Clique para ouvir, de Liszt, La Campanella, na interpretação de Alicia de Larrocha:
https://www.youtube.com/watch?v=R0wmi0y1Geg
Num apanhado histórico, observa: “Cada período da história da música tem mostrado gostos, modos e técnicas diferentes. Em qualquer época havia um grupo de artistas de excelência que trabalhava no mais alto nível até que pouco a pouco novos estilos e maneiras foram desgastando as suas posições e novos grandes artistas os substituíram. Ouvimos dizer que o período Romântico, por exemplo, foi o período do virtuosismo, da ênfase na técnica. Os pianos de Liszt e Chopin eram tão leves ao toque que bastava soprar sobre as teclas para produzir o som. Todavia, o som era menor e assim deveria ser porque as salas de concerto acomodavam apenas algumas centenas de pessoas, e muitos recitais eram dados em casas particulares ou em salões da moda. Mas se Liszt e Chopin tivessem de tocar num piano moderno, ninguém sabe como se comportariam”.
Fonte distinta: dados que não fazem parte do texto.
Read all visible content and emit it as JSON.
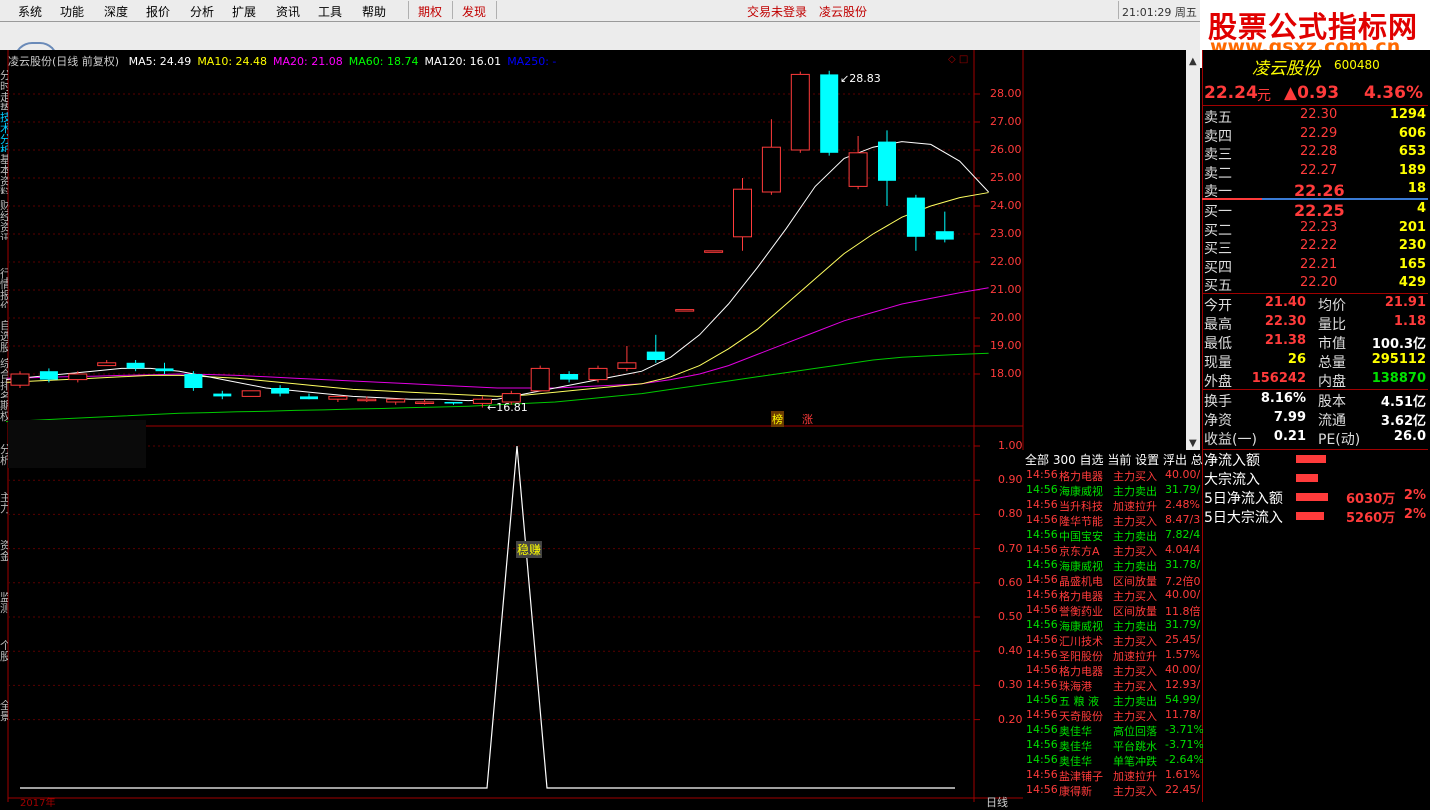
{
  "menu": {
    "items": [
      "系统",
      "功能",
      "深度",
      "报价",
      "分析",
      "扩展",
      "资讯",
      "工具",
      "帮助"
    ],
    "qiquan": "期权",
    "faxian": "发现",
    "trade_status": "交易未登录",
    "stock_name": "凌云股份",
    "time": "21:01:29 周五"
  },
  "logo": {
    "line1": "股票公式指标网",
    "line2": "www.gsxz.com.cn"
  },
  "sidebar_tabs": [
    "分时走势",
    "技术分析",
    "基本资料",
    "财经资讯",
    "行情报价",
    "自选股",
    "综合排名",
    "期权",
    "分析",
    "主力",
    "资金",
    "监测",
    "个股",
    "全景"
  ],
  "chart": {
    "title": "凌云股份(日线 前复权)",
    "ma": [
      {
        "label": "MA5: 24.49",
        "color": "#ffffff"
      },
      {
        "label": "MA10: 24.48",
        "color": "#ffff00"
      },
      {
        "label": "MA20: 21.08",
        "color": "#ff00ff"
      },
      {
        "label": "MA60: 18.74",
        "color": "#00ff00"
      },
      {
        "label": "MA120: 16.01",
        "color": "#ffffff"
      },
      {
        "label": "MA250: -",
        "color": "#0000ff"
      }
    ],
    "price_axis": [
      "28.00",
      "27.00",
      "26.00",
      "25.00",
      "24.00",
      "23.00",
      "22.00",
      "21.00",
      "20.00",
      "19.00",
      "18.00"
    ],
    "high_label": "28.83",
    "low_label": "16.81",
    "markers": [
      "榜",
      "涨"
    ],
    "indicator_axis": [
      "1.00",
      "0.90",
      "0.80",
      "0.70",
      "0.60",
      "0.50",
      "0.40",
      "0.30",
      "0.20"
    ],
    "signal_label": "稳赚",
    "date_label": "2017年",
    "period_label": "日线"
  },
  "chart_data": {
    "type": "candlestick",
    "title": "凌云股份(日线 前复权)",
    "ylim": [
      17.5,
      28.9
    ],
    "candles": [
      {
        "o": 17.6,
        "c": 18.0,
        "h": 18.1,
        "l": 17.5
      },
      {
        "o": 18.1,
        "c": 17.8,
        "h": 18.2,
        "l": 17.7
      },
      {
        "o": 17.8,
        "c": 18.0,
        "h": 18.1,
        "l": 17.7
      },
      {
        "o": 18.3,
        "c": 18.4,
        "h": 18.5,
        "l": 18.3
      },
      {
        "o": 18.4,
        "c": 18.2,
        "h": 18.5,
        "l": 18.1
      },
      {
        "o": 18.2,
        "c": 18.1,
        "h": 18.4,
        "l": 18.0
      },
      {
        "o": 18.0,
        "c": 17.5,
        "h": 18.1,
        "l": 17.4
      },
      {
        "o": 17.3,
        "c": 17.2,
        "h": 17.4,
        "l": 17.1
      },
      {
        "o": 17.2,
        "c": 17.4,
        "h": 17.4,
        "l": 17.2
      },
      {
        "o": 17.5,
        "c": 17.3,
        "h": 17.6,
        "l": 17.2
      },
      {
        "o": 17.2,
        "c": 17.1,
        "h": 17.3,
        "l": 17.1
      },
      {
        "o": 17.1,
        "c": 17.2,
        "h": 17.2,
        "l": 17.0
      },
      {
        "o": 17.1,
        "c": 17.1,
        "h": 17.2,
        "l": 17.0
      },
      {
        "o": 17.0,
        "c": 17.1,
        "h": 17.1,
        "l": 16.9
      },
      {
        "o": 17.0,
        "c": 17.0,
        "h": 17.1,
        "l": 16.9
      },
      {
        "o": 17.0,
        "c": 16.95,
        "h": 17.0,
        "l": 16.9
      },
      {
        "o": 16.95,
        "c": 17.1,
        "h": 17.2,
        "l": 16.8
      },
      {
        "o": 17.0,
        "c": 17.3,
        "h": 17.4,
        "l": 16.9
      },
      {
        "o": 17.4,
        "c": 18.2,
        "h": 18.3,
        "l": 17.4
      },
      {
        "o": 18.0,
        "c": 17.8,
        "h": 18.1,
        "l": 17.7
      },
      {
        "o": 17.8,
        "c": 18.2,
        "h": 18.3,
        "l": 17.7
      },
      {
        "o": 18.2,
        "c": 18.4,
        "h": 19.0,
        "l": 18.1
      },
      {
        "o": 18.8,
        "c": 18.5,
        "h": 19.4,
        "l": 18.4
      },
      {
        "o": 20.3,
        "c": 20.3,
        "h": 20.3,
        "l": 20.3
      },
      {
        "o": 22.4,
        "c": 22.4,
        "h": 22.4,
        "l": 22.4
      },
      {
        "o": 22.9,
        "c": 24.6,
        "h": 25.0,
        "l": 22.4
      },
      {
        "o": 24.5,
        "c": 26.1,
        "h": 27.1,
        "l": 24.4
      },
      {
        "o": 26.0,
        "c": 28.7,
        "h": 28.8,
        "l": 25.9
      },
      {
        "o": 28.7,
        "c": 25.9,
        "h": 28.83,
        "l": 25.8
      },
      {
        "o": 24.7,
        "c": 25.9,
        "h": 26.5,
        "l": 24.6
      },
      {
        "o": 26.3,
        "c": 24.9,
        "h": 26.7,
        "l": 24.0
      },
      {
        "o": 24.3,
        "c": 22.9,
        "h": 24.4,
        "l": 22.4
      },
      {
        "o": 23.1,
        "c": 22.8,
        "h": 23.8,
        "l": 22.7
      }
    ],
    "ma5": [
      17.8,
      17.9,
      18.0,
      18.1,
      18.2,
      18.2,
      18.1,
      17.9,
      17.7,
      17.5,
      17.4,
      17.3,
      17.2,
      17.15,
      17.1,
      17.1,
      17.05,
      17.1,
      17.3,
      17.5,
      17.7,
      17.9,
      18.1,
      18.6,
      19.4,
      20.5,
      21.8,
      23.2,
      24.7,
      25.7,
      26.1,
      26.3,
      26.2,
      25.6,
      24.5
    ],
    "ma10": [
      17.7,
      17.75,
      17.8,
      17.85,
      17.9,
      17.95,
      17.95,
      17.9,
      17.85,
      17.75,
      17.65,
      17.55,
      17.45,
      17.4,
      17.35,
      17.3,
      17.25,
      17.2,
      17.25,
      17.35,
      17.45,
      17.55,
      17.65,
      17.9,
      18.3,
      18.9,
      19.6,
      20.5,
      21.4,
      22.3,
      23.0,
      23.6,
      24.0,
      24.3,
      24.48
    ],
    "ma20": [
      17.85,
      17.87,
      17.9,
      17.92,
      17.95,
      17.97,
      18.0,
      17.98,
      17.95,
      17.9,
      17.85,
      17.8,
      17.75,
      17.7,
      17.65,
      17.6,
      17.55,
      17.5,
      17.5,
      17.5,
      17.55,
      17.6,
      17.65,
      17.8,
      18.0,
      18.3,
      18.7,
      19.1,
      19.5,
      19.9,
      20.2,
      20.5,
      20.7,
      20.9,
      21.08
    ],
    "ma60": [
      16.3,
      16.35,
      16.4,
      16.45,
      16.5,
      16.55,
      16.6,
      16.62,
      16.65,
      16.67,
      16.7,
      16.72,
      16.75,
      16.77,
      16.8,
      16.82,
      16.85,
      16.9,
      16.95,
      17.0,
      17.1,
      17.2,
      17.3,
      17.45,
      17.6,
      17.75,
      17.9,
      18.05,
      18.2,
      18.35,
      18.5,
      18.6,
      18.65,
      18.7,
      18.74
    ],
    "indicator": {
      "baseline": 0,
      "peak": 1.0,
      "peak_index": 17
    }
  },
  "quote": {
    "name": "凌云股份",
    "code": "600480",
    "price": "22.24",
    "unit": "元",
    "change": "▲0.93",
    "pct": "4.36%",
    "asks": [
      {
        "label": "卖五",
        "price": "22.30",
        "vol": "1294"
      },
      {
        "label": "卖四",
        "price": "22.29",
        "vol": "606"
      },
      {
        "label": "卖三",
        "price": "22.28",
        "vol": "653"
      },
      {
        "label": "卖二",
        "price": "22.27",
        "vol": "189"
      },
      {
        "label": "卖一",
        "price": "22.26",
        "vol": "18"
      }
    ],
    "bids": [
      {
        "label": "买一",
        "price": "22.25",
        "vol": "4"
      },
      {
        "label": "买二",
        "price": "22.23",
        "vol": "201"
      },
      {
        "label": "买三",
        "price": "22.22",
        "vol": "230"
      },
      {
        "label": "买四",
        "price": "22.21",
        "vol": "165"
      },
      {
        "label": "买五",
        "price": "22.20",
        "vol": "429"
      }
    ],
    "stats": [
      {
        "l1": "今开",
        "v1": "21.40",
        "l2": "均价",
        "v2": "21.91",
        "c1": "#ff3b3b",
        "c2": "#ff3b3b"
      },
      {
        "l1": "最高",
        "v1": "22.30",
        "l2": "量比",
        "v2": "1.18",
        "c1": "#ff3b3b",
        "c2": "#ff3b3b"
      },
      {
        "l1": "最低",
        "v1": "21.38",
        "l2": "市值",
        "v2": "100.3亿",
        "c1": "#ff3b3b",
        "c2": "#ffffff"
      },
      {
        "l1": "现量",
        "v1": "26",
        "l2": "总量",
        "v2": "295112",
        "c1": "#ffff00",
        "c2": "#ffff00"
      },
      {
        "l1": "外盘",
        "v1": "156242",
        "l2": "内盘",
        "v2": "138870",
        "c1": "#ff3b3b",
        "c2": "#00e000"
      }
    ],
    "stats2": [
      {
        "l1": "换手",
        "v1": "8.16%",
        "l2": "股本",
        "v2": "4.51亿"
      },
      {
        "l1": "净资",
        "v1": "7.99",
        "l2": "流通",
        "v2": "3.62亿"
      },
      {
        "l1": "收益(一)",
        "v1": "0.21",
        "l2": "PE(动)",
        "v2": "26.0"
      }
    ]
  },
  "news_tabs": "全部 300 自选 当前 设置 浮出 总",
  "news": [
    {
      "t": "14:56",
      "n": "格力电器",
      "a": "主力买入",
      "v": "40.00/",
      "c": "#ff3b3b"
    },
    {
      "t": "14:56",
      "n": "海康威视",
      "a": "主力卖出",
      "v": "31.79/",
      "c": "#00e000"
    },
    {
      "t": "14:56",
      "n": "当升科技",
      "a": "加速拉升",
      "v": "2.48%",
      "c": "#ff3b3b"
    },
    {
      "t": "14:56",
      "n": "隆华节能",
      "a": "主力买入",
      "v": "8.47/3",
      "c": "#ff3b3b"
    },
    {
      "t": "14:56",
      "n": "中国宝安",
      "a": "主力卖出",
      "v": "7.82/4",
      "c": "#00e000"
    },
    {
      "t": "14:56",
      "n": "京东方A",
      "a": "主力买入",
      "v": "4.04/4",
      "c": "#ff3b3b"
    },
    {
      "t": "14:56",
      "n": "海康威视",
      "a": "主力卖出",
      "v": "31.78/",
      "c": "#00e000"
    },
    {
      "t": "14:56",
      "n": "晶盛机电",
      "a": "区间放量",
      "v": "7.2倍0",
      "c": "#ff3b3b"
    },
    {
      "t": "14:56",
      "n": "格力电器",
      "a": "主力买入",
      "v": "40.00/",
      "c": "#ff3b3b"
    },
    {
      "t": "14:56",
      "n": "誉衡药业",
      "a": "区间放量",
      "v": "11.8倍",
      "c": "#ff3b3b"
    },
    {
      "t": "14:56",
      "n": "海康威视",
      "a": "主力卖出",
      "v": "31.79/",
      "c": "#00e000"
    },
    {
      "t": "14:56",
      "n": "汇川技术",
      "a": "主力买入",
      "v": "25.45/",
      "c": "#ff3b3b"
    },
    {
      "t": "14:56",
      "n": "圣阳股份",
      "a": "加速拉升",
      "v": "1.57%",
      "c": "#ff3b3b"
    },
    {
      "t": "14:56",
      "n": "格力电器",
      "a": "主力买入",
      "v": "40.00/",
      "c": "#ff3b3b"
    },
    {
      "t": "14:56",
      "n": "珠海港",
      "a": "主力买入",
      "v": "12.93/",
      "c": "#ff3b3b"
    },
    {
      "t": "14:56",
      "n": "五 粮 液",
      "a": "主力卖出",
      "v": "54.99/",
      "c": "#00e000"
    },
    {
      "t": "14:56",
      "n": "天奇股份",
      "a": "主力买入",
      "v": "11.78/",
      "c": "#ff3b3b"
    },
    {
      "t": "14:56",
      "n": "奥佳华",
      "a": "高位回落",
      "v": "-3.71%",
      "c": "#00e000"
    },
    {
      "t": "14:56",
      "n": "奥佳华",
      "a": "平台跳水",
      "v": "-3.71%",
      "c": "#00e000"
    },
    {
      "t": "14:56",
      "n": "奥佳华",
      "a": "单笔冲跌",
      "v": "-2.64%",
      "c": "#00e000"
    },
    {
      "t": "14:56",
      "n": "盐津铺子",
      "a": "加速拉升",
      "v": "1.61%",
      "c": "#ff3b3b"
    },
    {
      "t": "14:56",
      "n": "康得新",
      "a": "主力买入",
      "v": "22.45/",
      "c": "#ff3b3b"
    }
  ],
  "flow": [
    {
      "label": "净流入额",
      "bar": 30,
      "val": "",
      "pct": ""
    },
    {
      "label": "大宗流入",
      "bar": 22,
      "val": "",
      "pct": ""
    },
    {
      "label": "5日净流入额",
      "bar": 32,
      "val": "6030万",
      "pct": "2%"
    },
    {
      "label": "5日大宗流入",
      "bar": 28,
      "val": "5260万",
      "pct": "2%"
    }
  ]
}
Clique para ouvir, de Isaac Albéniz, Triana na magistral interpretação de Alicia de Larrocha:
https://www.youtube.com/watch?v=WjvkXoNXBqw
Corroborando as palavras de Vladimir Horowitz, só poderemos endossar a magnificente interpretação da música espanhola pela excelsa pianista. Imbatível nesse repertório e extraordinárias as suas leituras de Mozart, Schumann, Liszt… Não há arestas em suas interpretações. Elas configuram uma unidade sonora raríssima. Ouvi-la, através de gravações que estão disponíveis, é motivo de raro prazer estético.
Tendo encerrado a carreira em 2003, após uma trajetória que se estendeu por 76 anos, pois iniciada ainda quando criança, pouco tempo após sofre queda e fratura o quadril, vindo a falecer em 2009 em sua cidade natal, Barcelona.
Clique para ouvir, de Enrique Granados, Dança Espanhola nº 7, na interpretação de Alicia de Larrocha;
https://www.youtube.com/watch?v=ejVPK7cEwLU
Alicia de Larrocha was one of the biggest names in piano playing in the 20th century. An eclectic interpreter, her performances of Spanish composers, according to Vladimir Horowitz, are unsurpassed. I believe some of her opinions, expressed in interviews throughout her career, are worth reading.